La "forêt" qui se déploie sous la scène. © château de Versailles / Thomas Garnier.

Pourquoi cette restauration de l’Opéra royal, entre 2007 et 2009 ?

En 1973, la mise en scène des Noces de Figaro à Versailles est restée dans les annales. Ce qu’on ne sait pas, c’est que Giorgio Strehler a tenté de démissionner par trois fois, trouvant la salle « impossible » ! Lors du concert de réouverture de l’Opéra, en 1990, j’ai enfin compris ce qui n’allait pas : le mur coupe-feu en béton, ajouté en 1955 pour mettre la salle aux normes. Celui-ci avait obligé à détruire l’intégralité de la machinerie des cintres et, plus grave encore, à rogner le cadre de scène de trois mètres de chaque côté, tout en condamnant les deux premiers plans de décor. Plus de 15 mètres séparaient ainsi les acteurs du premier rang des spectateurs !

Les différents plans de décor vus depuis le bord de la scène. © château de Versailles / Thomas Garnier.

Des années, j’ai laissé pendre une massette au bout d’une chaîne et proposé à chaque ministre en visite, qui s’y prêtait volontiers, de casser un morceau de ce maudit mur, jusqu’à ce qu’il soit décidé de le supprimer, grâce à un jeune architecte en chef des Monuments historiques1 et à un chef de projet passionné2.

« Voilà toute ma vie : purger ce merveilleux théâtre de toutes les inutilités passées. »

Nous sommes allés bien au-delà, en restituant les structures de la scène et tous les plans de décor. La fin du chantier a été terrible, nous étions tous épuisés. Il a fallu organiser trois dépoussiérages d’une salle noircie par le chantier, puis accrocher le rideau de scène in extremis, avant le concert inaugural de 2009. Voilà toute ma vie : purger ce merveilleux théâtre de toutes les inutilités passées.

La salle de l'Opéra depuis la loge royale. © château de Versailles / Thomas Garnier.
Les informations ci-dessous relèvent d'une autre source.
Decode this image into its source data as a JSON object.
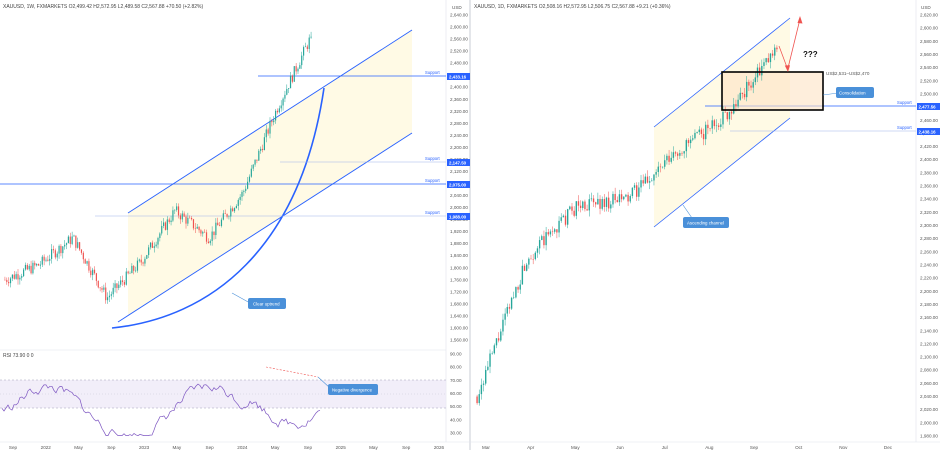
{
  "left_chart": {
    "header": "XAUUSD, 1W, FXMARKETS  O2,499.42  H2,572.95  L2,489.58  C2,567.88  +70.50 (+2.82%)",
    "y_axis_title": "USD",
    "y_ticks": [
      "2,640.00",
      "2,600.00",
      "2,560.00",
      "2,520.00",
      "2,480.00",
      "2,440.00",
      "2,400.00",
      "2,360.00",
      "2,320.00",
      "2,280.00",
      "2,240.00",
      "2,200.00",
      "2,160.00",
      "2,120.00",
      "2,080.00",
      "2,040.00",
      "2,000.00",
      "1,960.00",
      "1,920.00",
      "1,880.00",
      "1,840.00",
      "1,800.00",
      "1,760.00",
      "1,720.00",
      "1,680.00",
      "1,640.00",
      "1,600.00",
      "1,560.00"
    ],
    "x_ticks": [
      "Sep",
      "2022",
      "May",
      "Sep",
      "2023",
      "May",
      "Sep",
      "2024",
      "May",
      "Sep",
      "2025",
      "May",
      "Sep",
      "2026"
    ],
    "support_levels": [
      {
        "label": "Support",
        "value": "2,433.16"
      },
      {
        "label": "Support",
        "value": "2,147.50"
      },
      {
        "label": "Support",
        "value": "2,075.00"
      },
      {
        "label": "Support",
        "value": "1,988.00"
      }
    ],
    "callout_uptrend": "Clear uptrend",
    "rsi_header": "RSI  73.90  0  0",
    "rsi_ticks": [
      "90.00",
      "80.00",
      "70.00",
      "60.00",
      "50.00",
      "40.00",
      "30.00"
    ],
    "callout_divergence": "Negative divergence"
  },
  "right_chart": {
    "header": "XAUUSD, 1D, FXMARKETS  O2,508.16  H2,572.95  L2,506.75  C2,567.88  +9.21 (+0.36%)",
    "y_axis_title": "USD",
    "y_ticks": [
      "2,620.00",
      "2,600.00",
      "2,580.00",
      "2,560.00",
      "2,540.00",
      "2,520.00",
      "2,500.00",
      "2,480.00",
      "2,460.00",
      "2,440.00",
      "2,420.00",
      "2,400.00",
      "2,380.00",
      "2,360.00",
      "2,340.00",
      "2,320.00",
      "2,300.00",
      "2,280.00",
      "2,260.00",
      "2,240.00",
      "2,220.00",
      "2,200.00",
      "2,180.00",
      "2,160.00",
      "2,140.00",
      "2,120.00",
      "2,100.00",
      "2,080.00",
      "2,060.00",
      "2,040.00",
      "2,020.00",
      "2,000.00",
      "1,980.00"
    ],
    "x_ticks": [
      "Mar",
      "Apr",
      "May",
      "Jun",
      "Jul",
      "Aug",
      "Sep",
      "Oct",
      "Nov",
      "Dec"
    ],
    "support_levels": [
      {
        "label": "Support",
        "value": "2,477.56"
      },
      {
        "label": "Support",
        "value": "2,438.16"
      }
    ],
    "range_label": "US$2,531–US$2,470",
    "question_marks": "???",
    "callout_consolidation": "Consolidation",
    "callout_channel": "Ascending channel",
    "colors": {
      "bull": "#26a69a",
      "bear": "#ef5350",
      "accent": "#2962ff",
      "callout": "#4a90d9"
    }
  },
  "chart_data": [
    {
      "type": "line",
      "title": "XAUUSD, 1W, FXMARKETS",
      "xlabel": "",
      "ylabel": "USD",
      "ylim": [
        1560,
        2640
      ],
      "x": [
        "Sep 2021",
        "2022",
        "May 2022",
        "Sep 2022",
        "2023",
        "May 2023",
        "Sep 2023",
        "2024",
        "May 2024",
        "Sep 2024"
      ],
      "series": [
        {
          "values": [
            1760,
            1810,
            1900,
            1700,
            1820,
            1990,
            1900,
            2050,
            2330,
            2567.88
          ]
        }
      ],
      "support": [
        2433.16,
        2147.5,
        2075.0,
        1988.0
      ]
    },
    {
      "type": "line",
      "title": "XAUUSD, 1D, FXMARKETS",
      "xlabel": "",
      "ylabel": "USD",
      "ylim": [
        1980,
        2620
      ],
      "x": [
        "Mar",
        "Apr",
        "May",
        "Jun",
        "Jul",
        "Aug",
        "Sep"
      ],
      "series": [
        {
          "values": [
            2040,
            2250,
            2330,
            2340,
            2410,
            2470,
            2567.88
          ]
        }
      ],
      "support": [
        2477.56,
        2438.16
      ],
      "range": [
        2470,
        2531
      ]
    }
  ]
}
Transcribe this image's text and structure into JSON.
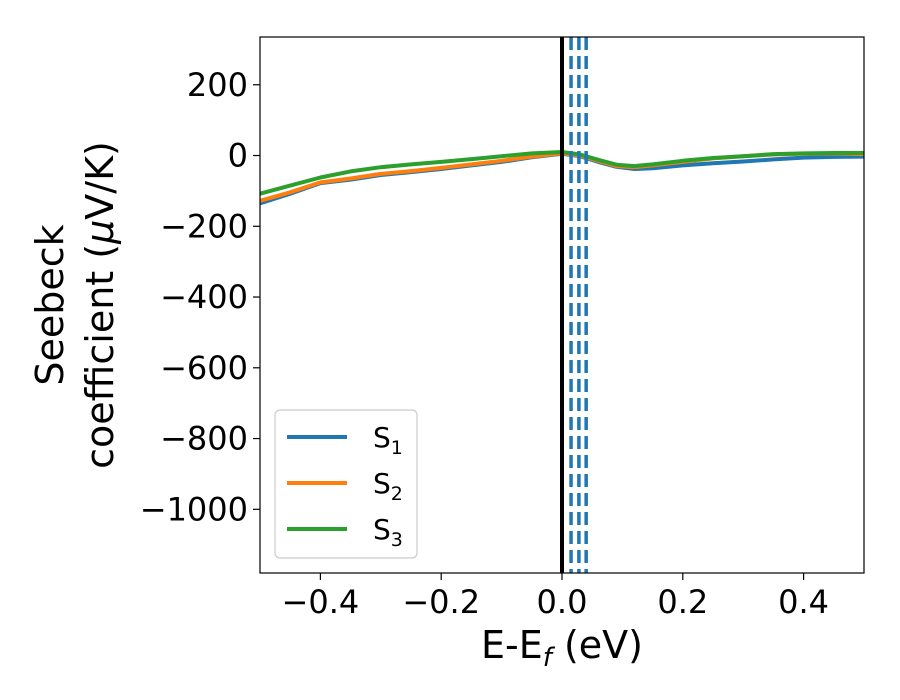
{
  "chart_data": {
    "type": "line",
    "xlabel": "E-E",
    "xlabel_sub": "f",
    "xlabel_unit": " (eV)",
    "ylabel_line1": "Seebeck",
    "ylabel_line2": "coefficient  (",
    "ylabel_mu": "μ",
    "ylabel_unit": "V/K)",
    "xlim": [
      -0.5,
      0.5
    ],
    "ylim": [
      -1180,
      335
    ],
    "xticks": [
      {
        "value": -0.4,
        "label": "−0.4"
      },
      {
        "value": -0.2,
        "label": "−0.2"
      },
      {
        "value": 0.0,
        "label": "0.0"
      },
      {
        "value": 0.2,
        "label": "0.2"
      },
      {
        "value": 0.4,
        "label": "0.4"
      }
    ],
    "yticks": [
      {
        "value": 200,
        "label": "200"
      },
      {
        "value": 0,
        "label": "0"
      },
      {
        "value": -200,
        "label": "−200"
      },
      {
        "value": -400,
        "label": "−400"
      },
      {
        "value": -600,
        "label": "−600"
      },
      {
        "value": -800,
        "label": "−800"
      },
      {
        "value": -1000,
        "label": "−1000"
      }
    ],
    "grid": false,
    "legend_position": "lower-left",
    "series": [
      {
        "name": "S",
        "sub": "1",
        "color": "#1f77b4",
        "x": [
          -0.5,
          -0.45,
          -0.4,
          -0.35,
          -0.3,
          -0.25,
          -0.2,
          -0.15,
          -0.1,
          -0.05,
          0.0,
          0.03,
          0.06,
          0.09,
          0.12,
          0.15,
          0.2,
          0.25,
          0.3,
          0.35,
          0.4,
          0.45,
          0.5
        ],
        "y": [
          -135,
          -108,
          -78,
          -68,
          -55,
          -47,
          -38,
          -28,
          -18,
          -5,
          5,
          -2,
          -18,
          -32,
          -38,
          -36,
          -28,
          -22,
          -17,
          -11,
          -6,
          -4,
          -3
        ]
      },
      {
        "name": "S",
        "sub": "2",
        "color": "#ff7f0e",
        "x": [
          -0.5,
          -0.45,
          -0.4,
          -0.35,
          -0.3,
          -0.25,
          -0.2,
          -0.15,
          -0.1,
          -0.05,
          0.0,
          0.03,
          0.06,
          0.09,
          0.12,
          0.15,
          0.2,
          0.25,
          0.3,
          0.35,
          0.4,
          0.45,
          0.5
        ],
        "y": [
          -128,
          -104,
          -76,
          -65,
          -52,
          -44,
          -35,
          -25,
          -15,
          -3,
          6,
          0,
          -15,
          -30,
          -33,
          -28,
          -18,
          -8,
          -2,
          3,
          5,
          6,
          4
        ]
      },
      {
        "name": "S",
        "sub": "3",
        "color": "#2ca02c",
        "x": [
          -0.5,
          -0.45,
          -0.4,
          -0.35,
          -0.3,
          -0.25,
          -0.2,
          -0.15,
          -0.1,
          -0.05,
          0.0,
          0.03,
          0.06,
          0.09,
          0.12,
          0.15,
          0.2,
          0.25,
          0.3,
          0.35,
          0.4,
          0.45,
          0.5
        ],
        "y": [
          -108,
          -85,
          -62,
          -45,
          -33,
          -25,
          -18,
          -10,
          -2,
          6,
          10,
          3,
          -12,
          -26,
          -30,
          -25,
          -15,
          -7,
          -2,
          4,
          6,
          7,
          7
        ]
      }
    ],
    "vlines": [
      {
        "x": 0.0,
        "color": "#000000",
        "style": "solid"
      },
      {
        "x": 0.015,
        "color": "#1f77b4",
        "style": "dashed"
      },
      {
        "x": 0.028,
        "color": "#1f77b4",
        "style": "dashed"
      },
      {
        "x": 0.04,
        "color": "#1f77b4",
        "style": "dashed"
      }
    ]
  }
}
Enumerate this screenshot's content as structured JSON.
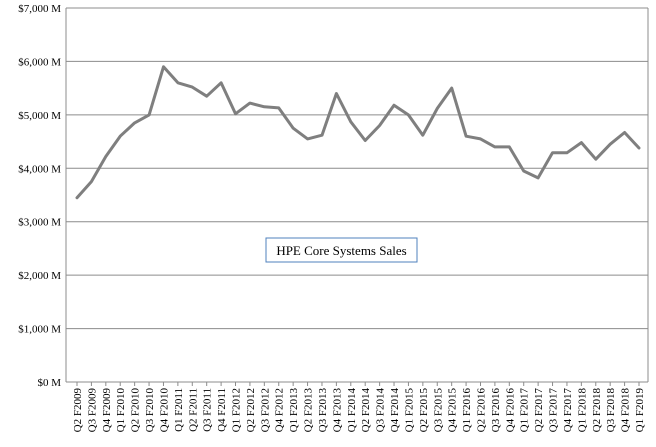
{
  "chart_data": {
    "type": "line",
    "title": "HPE Core Systems Sales",
    "xlabel": "",
    "ylabel": "",
    "ylim": [
      0,
      7000
    ],
    "y_ticks": [
      {
        "value": 0,
        "label": "$0 M"
      },
      {
        "value": 1000,
        "label": "$1,000 M"
      },
      {
        "value": 2000,
        "label": "$2,000 M"
      },
      {
        "value": 3000,
        "label": "$3,000 M"
      },
      {
        "value": 4000,
        "label": "$4,000 M"
      },
      {
        "value": 5000,
        "label": "$5,000 M"
      },
      {
        "value": 6000,
        "label": "$6,000 M"
      },
      {
        "value": 7000,
        "label": "$7,000 M"
      }
    ],
    "grid": "horizontal",
    "legend": "none",
    "series_color": "#7f7f7f",
    "categories": [
      "Q2 F2009",
      "Q3 F2009",
      "Q4 F2009",
      "Q1 F2010",
      "Q2 F2010",
      "Q3 F2010",
      "Q4 F2010",
      "Q1 F2011",
      "Q2 F2011",
      "Q3 F2011",
      "Q4 F2011",
      "Q1 F2012",
      "Q2 F2012",
      "Q3 F2012",
      "Q4 F2012",
      "Q1 F2013",
      "Q2 F2013",
      "Q3 F2013",
      "Q4 F2013",
      "Q1 F2014",
      "Q2 F2014",
      "Q3 F2014",
      "Q4 F2014",
      "Q1 F2015",
      "Q2 F2015",
      "Q3 F2015",
      "Q4 F2015",
      "Q1 F2016",
      "Q2 F2016",
      "Q3 F2016",
      "Q4 F2016",
      "Q1 F2017",
      "Q2 F2017",
      "Q3 F2017",
      "Q4 F2017",
      "Q1 F2018",
      "Q2 F2018",
      "Q3 F2018",
      "Q4 F2018",
      "Q1 F2019"
    ],
    "series": [
      {
        "values": [
          3450,
          3750,
          4220,
          4600,
          4850,
          5000,
          5900,
          5600,
          5520,
          5350,
          5600,
          5020,
          5220,
          5150,
          5130,
          4750,
          4550,
          4620,
          5400,
          4870,
          4520,
          4800,
          5180,
          5000,
          4620,
          5120,
          5500,
          4600,
          4550,
          4400,
          4400,
          3950,
          3820,
          4290,
          4290,
          4480,
          4170,
          4450,
          4670,
          4380
        ]
      }
    ]
  }
}
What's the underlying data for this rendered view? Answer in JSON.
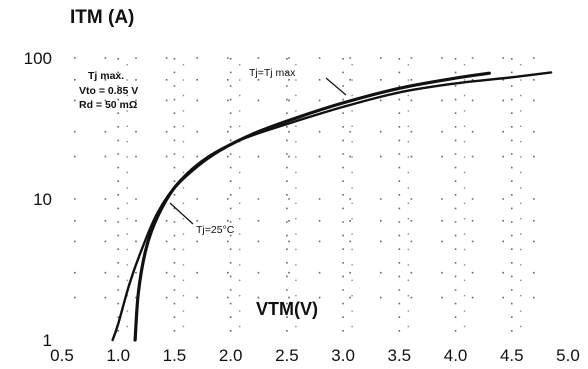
{
  "chart_data": {
    "type": "line",
    "ylabel": "ITM (A)",
    "xlabel": "VTM(V)",
    "y_scale": "log",
    "ylim": [
      1,
      100
    ],
    "xlim": [
      0.5,
      5.0
    ],
    "x_ticks": [
      "0.5",
      "1.0",
      "1.5",
      "2.0",
      "2.5",
      "3.0",
      "3.5",
      "4.0",
      "4.5",
      "5.0"
    ],
    "y_ticks": [
      "1",
      "10",
      "100"
    ],
    "grid": "dotted",
    "notes": [
      "Tj max.",
      "Vto = 0.85 V",
      "Rd = 50 mΩ"
    ],
    "series": [
      {
        "name": "Tj=Tj max",
        "x": [
          0.95,
          1.0,
          1.1,
          1.2,
          1.35,
          1.55,
          1.8,
          2.1,
          2.5,
          3.0,
          3.5,
          4.0,
          4.5,
          4.85
        ],
        "y": [
          1.0,
          1.3,
          2.5,
          4.2,
          8.0,
          13.5,
          20.0,
          26.5,
          34.0,
          45.0,
          57.0,
          66.0,
          73.0,
          79.0
        ]
      },
      {
        "name": "Tj=25°C",
        "x": [
          1.15,
          1.18,
          1.25,
          1.35,
          1.5,
          1.7,
          1.9,
          2.2,
          2.6,
          3.0,
          3.5,
          4.0,
          4.3
        ],
        "y": [
          1.0,
          2.2,
          4.5,
          7.5,
          12.0,
          17.0,
          22.0,
          29.0,
          38.0,
          48.0,
          61.0,
          72.0,
          78.0
        ]
      }
    ],
    "annotations": [
      {
        "text": "Tj=Tj max",
        "series": 0
      },
      {
        "text": "Tj=25°C",
        "series": 1
      }
    ]
  }
}
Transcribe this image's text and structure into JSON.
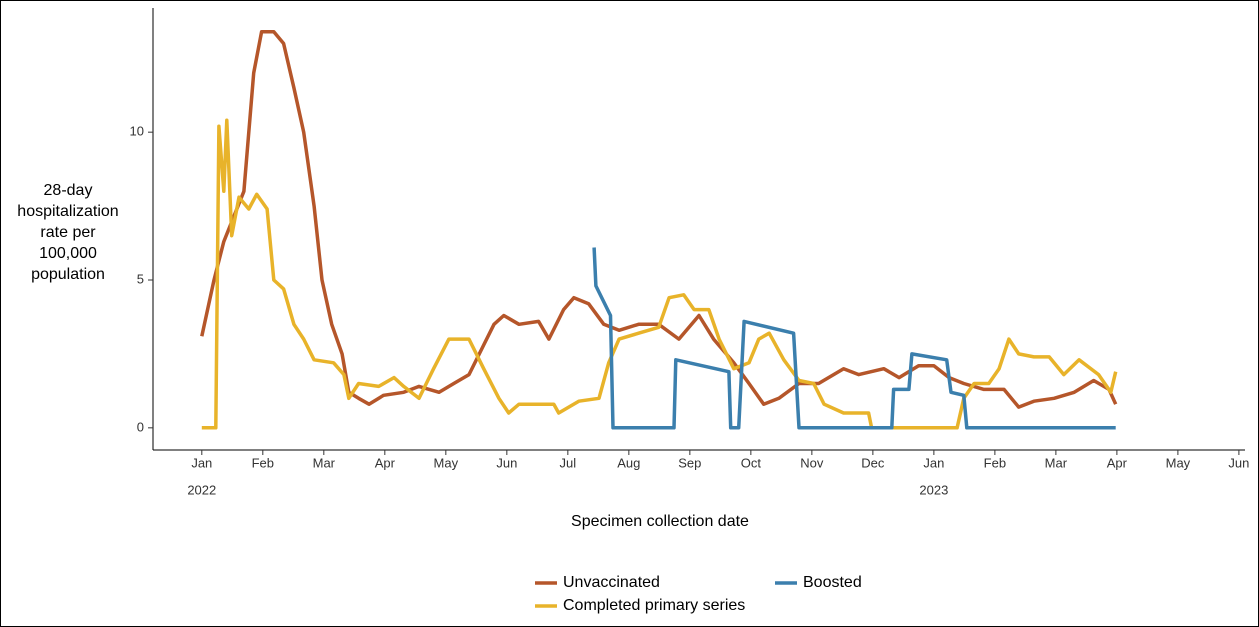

Que de souvenirs et d’émotions…

Beaucoup d’espoirs, de déceptions et de grandes joies, oui ! Ce qui se passe aujourd’hui, j’avoue que je ne l’avais pas anticipé. La salle, visitée quotidiennement, a toujours fait partie du musée. Je n’imaginais alors que des festivals ponctuels, quelques mois par an, avec la création de décors à l’ancienne, comme ceux, en 2006, du Don Juan de Gluck. Mais le Directeur de l’Opéra et de sa programmation musicale, Laurent Brunner, tout en sachant respecter les lieux, a su imposer une autre vision, et avec grand talent. Reste à rendre à l’Opéra royal, auquel j’ai pourtant moi-même donné ce nom en 19893, ses autres aspects : salle de festin ou salle de bal. Ce seraient des lieux de concert hors pair !

Propos recueillis par Lucie Nicolas-Vullierme, rédactrice en chef des Carnets de Versailles

1. Frédéric Didier, toujours architecte en chef des Monuments historiques du Château aujourd’hui.
2. Alain Doîne, ÉMOC.
3. Il s’appelait autrefois « Grand-Théâtre de Versailles » et, après avoir servi au Sénat, « Théâtre Gabriel », du nom de son architecte, de 1957 à 1989.